Davacı tarafın bu karar aleyhine temyiz kanun yoluna başvurması akabinde Yargıtay 17. HD’nin 06/05/2010 tarih 2010/1982 Esas ve 2010/4325 Karar sayılı ilamı ile; “…3) Davacı vekilinin 944 ada 21 ve 22 parsel sayılı taşınmazlar hakkında verilen hükme yönelik temyiz itirazları yönünden; İİK.nun 280/1 maddesine göre mal varlığı borçlarına yetmeyen borçlunun alacaklılarına zarar vermek kastıyla yaptığı tüm işlemler, borçlunun içinde bulunduğu mali durumu ve zarar verme kastının işlemin diğer tarafınca bilindiği veya bilinmesini gerektiren açık emarelerin bulunduğu hallerde tasarrufun iptal edileceği hususu düzenlendiğinde yapılan işlemde mal kaçırma faslının bulunup bulunmadığı irdelenmelidir. Yine aynı yasanın 280 son maddesinde bir ticari işletmenin veya iş yerindeki mevcut ticari emtianın tamamını veya önemli bir kısımını devir alan şahsın borçlunun alacaklılarının ızrar kastını bildiği ve borçlununu da ızrar kastı ile hareket ettiği kabul olunacağından bu karinenin ancak iptal davasını açan davacıya devir tarihinden en az 3 ay evvel keyfiyetin yazılı olarak bildirildiğini veya ticari işletmenin bulunduğu yerde görülebilir levhaları asmakla birlikte ticaret sicil gazetesi ile bu mümkün olmadığı takdirde bütün alacaklıların ıtılaını temin edecek şekilde münasip vasıtalarda ilan olunduğunu ispatla çürütebileceği belirtilmiştir. Somut olayda dava konusu 944 ada 21 ve 22 sayılı parselleri satan borçlu şirket ile satın alan şirketin aynı iş kolunda faaliyette bulundukları ve satılan taşınmazın iş yeri olduğu anlaşılmaktadır. Bu durumda üçüncü kişi konumunda bulunan …Şti.’nin borçlu davalı şirket ile aynı iş kolunda faaliyette bulunması nedeniyle borçlu davalının alacaklılara ızrar kastını bilen veya bilebilecek kişilerden olup olmadığı hususunda araştırma yapılması, tasarrufa konu olan yerin fabrika binası olması nedeniyle İİK.nun 280 son maddesinde yazılı ticari işletmenin devri niteliğinde olup olmadığı hususunun irdelenmesi, tarafların bu konudaki delillerinin toplanması ondan sonra hasıl olacak sonuca göre bir karar verilmesi gerekirken bu taşınmazlar yönünden de davanın reddine karar verilmiş olması doğru bulunmamıştır.” şeklindeki gerekçe ile kararın bozulmasına karar verilmiştir.

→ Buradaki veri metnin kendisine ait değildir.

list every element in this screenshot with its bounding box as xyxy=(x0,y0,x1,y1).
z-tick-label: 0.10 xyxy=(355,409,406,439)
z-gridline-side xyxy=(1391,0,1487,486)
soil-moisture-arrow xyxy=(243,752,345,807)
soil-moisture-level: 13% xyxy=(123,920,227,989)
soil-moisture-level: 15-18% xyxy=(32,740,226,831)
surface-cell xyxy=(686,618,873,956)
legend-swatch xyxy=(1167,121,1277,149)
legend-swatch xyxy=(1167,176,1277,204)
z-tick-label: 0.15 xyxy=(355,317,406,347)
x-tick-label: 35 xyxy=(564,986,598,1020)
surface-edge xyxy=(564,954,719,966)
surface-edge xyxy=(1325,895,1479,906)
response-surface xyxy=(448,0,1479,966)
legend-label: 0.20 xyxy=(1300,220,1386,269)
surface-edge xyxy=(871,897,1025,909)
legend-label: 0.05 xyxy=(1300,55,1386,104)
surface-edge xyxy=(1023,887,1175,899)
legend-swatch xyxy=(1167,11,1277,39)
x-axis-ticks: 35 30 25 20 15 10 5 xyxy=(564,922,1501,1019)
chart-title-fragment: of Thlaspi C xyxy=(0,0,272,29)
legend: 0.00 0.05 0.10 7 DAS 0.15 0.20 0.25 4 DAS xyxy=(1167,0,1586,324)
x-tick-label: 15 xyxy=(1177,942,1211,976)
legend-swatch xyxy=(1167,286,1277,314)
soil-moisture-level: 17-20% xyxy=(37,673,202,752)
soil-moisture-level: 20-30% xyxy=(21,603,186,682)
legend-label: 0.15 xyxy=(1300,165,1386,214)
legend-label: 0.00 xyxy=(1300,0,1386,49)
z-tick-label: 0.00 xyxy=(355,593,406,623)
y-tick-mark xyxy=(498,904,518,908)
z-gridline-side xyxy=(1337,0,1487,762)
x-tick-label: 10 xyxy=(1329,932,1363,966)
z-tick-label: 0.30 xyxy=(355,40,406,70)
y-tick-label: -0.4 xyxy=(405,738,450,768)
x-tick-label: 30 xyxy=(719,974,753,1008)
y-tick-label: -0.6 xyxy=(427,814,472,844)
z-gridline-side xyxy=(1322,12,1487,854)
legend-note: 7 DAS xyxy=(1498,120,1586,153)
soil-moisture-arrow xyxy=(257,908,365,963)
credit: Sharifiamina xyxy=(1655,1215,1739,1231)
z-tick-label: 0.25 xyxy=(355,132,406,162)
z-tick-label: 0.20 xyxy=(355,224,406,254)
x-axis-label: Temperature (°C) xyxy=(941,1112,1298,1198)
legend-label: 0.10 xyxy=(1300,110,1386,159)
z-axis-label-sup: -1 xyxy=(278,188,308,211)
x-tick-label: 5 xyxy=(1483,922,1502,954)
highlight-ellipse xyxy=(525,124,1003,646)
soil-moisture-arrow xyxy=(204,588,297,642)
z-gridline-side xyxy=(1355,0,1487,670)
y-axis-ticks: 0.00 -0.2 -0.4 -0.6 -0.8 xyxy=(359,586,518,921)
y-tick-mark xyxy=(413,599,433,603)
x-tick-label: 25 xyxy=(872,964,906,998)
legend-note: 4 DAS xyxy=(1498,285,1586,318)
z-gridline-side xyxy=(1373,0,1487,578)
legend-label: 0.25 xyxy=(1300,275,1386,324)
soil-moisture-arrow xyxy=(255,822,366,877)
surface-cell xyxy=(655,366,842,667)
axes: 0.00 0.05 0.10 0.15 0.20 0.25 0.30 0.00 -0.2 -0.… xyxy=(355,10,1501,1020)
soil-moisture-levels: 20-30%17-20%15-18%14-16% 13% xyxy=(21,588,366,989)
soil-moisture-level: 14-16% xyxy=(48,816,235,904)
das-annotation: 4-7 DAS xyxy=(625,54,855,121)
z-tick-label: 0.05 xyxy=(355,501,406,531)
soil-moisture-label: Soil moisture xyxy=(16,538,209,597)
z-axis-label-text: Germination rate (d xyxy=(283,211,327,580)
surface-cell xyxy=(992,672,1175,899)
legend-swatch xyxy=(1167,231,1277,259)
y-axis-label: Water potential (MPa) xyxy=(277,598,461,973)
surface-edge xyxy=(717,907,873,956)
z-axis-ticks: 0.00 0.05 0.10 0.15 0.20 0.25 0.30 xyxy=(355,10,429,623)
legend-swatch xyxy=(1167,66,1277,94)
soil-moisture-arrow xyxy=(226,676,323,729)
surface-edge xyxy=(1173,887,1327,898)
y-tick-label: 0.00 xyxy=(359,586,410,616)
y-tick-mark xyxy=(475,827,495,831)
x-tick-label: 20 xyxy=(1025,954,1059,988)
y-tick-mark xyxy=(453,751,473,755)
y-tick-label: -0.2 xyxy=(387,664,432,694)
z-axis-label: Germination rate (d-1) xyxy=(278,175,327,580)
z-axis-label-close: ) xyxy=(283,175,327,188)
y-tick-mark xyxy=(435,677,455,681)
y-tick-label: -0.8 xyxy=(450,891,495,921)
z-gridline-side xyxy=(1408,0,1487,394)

Bozma akabinde mahkememizin 2011/337 Esas sayılı dosyasından kayıt gören davanın yapılan yargılama neticesinde mahkememizin 20/11/2012 tarih 2011/337 Esas ve 2012/265 Karar sayılı kararı ile; “…Deliller toplanmış; … 14. İcra Müdürlüğünün … eski … yeni sayılı dosyası, tasarrufa konu taşınmazların tapu kayıtları, resmi senetler getirtilmiş, daval tanıkları dinlenmiş, mahallinde keşif yapılarak taşınmazların temlik tarihleri itibari ile rayiç değerleri saptanmış, mahkememizce 12.10.2009 tarihinde verilen kararın Yargıtay 17. Hukuk Dairesinin 06.05.2010 tarihli ilamı ile kısmen bozulması üzerine bozma ilamına uyularak yeniden yargılama yapılmıştır.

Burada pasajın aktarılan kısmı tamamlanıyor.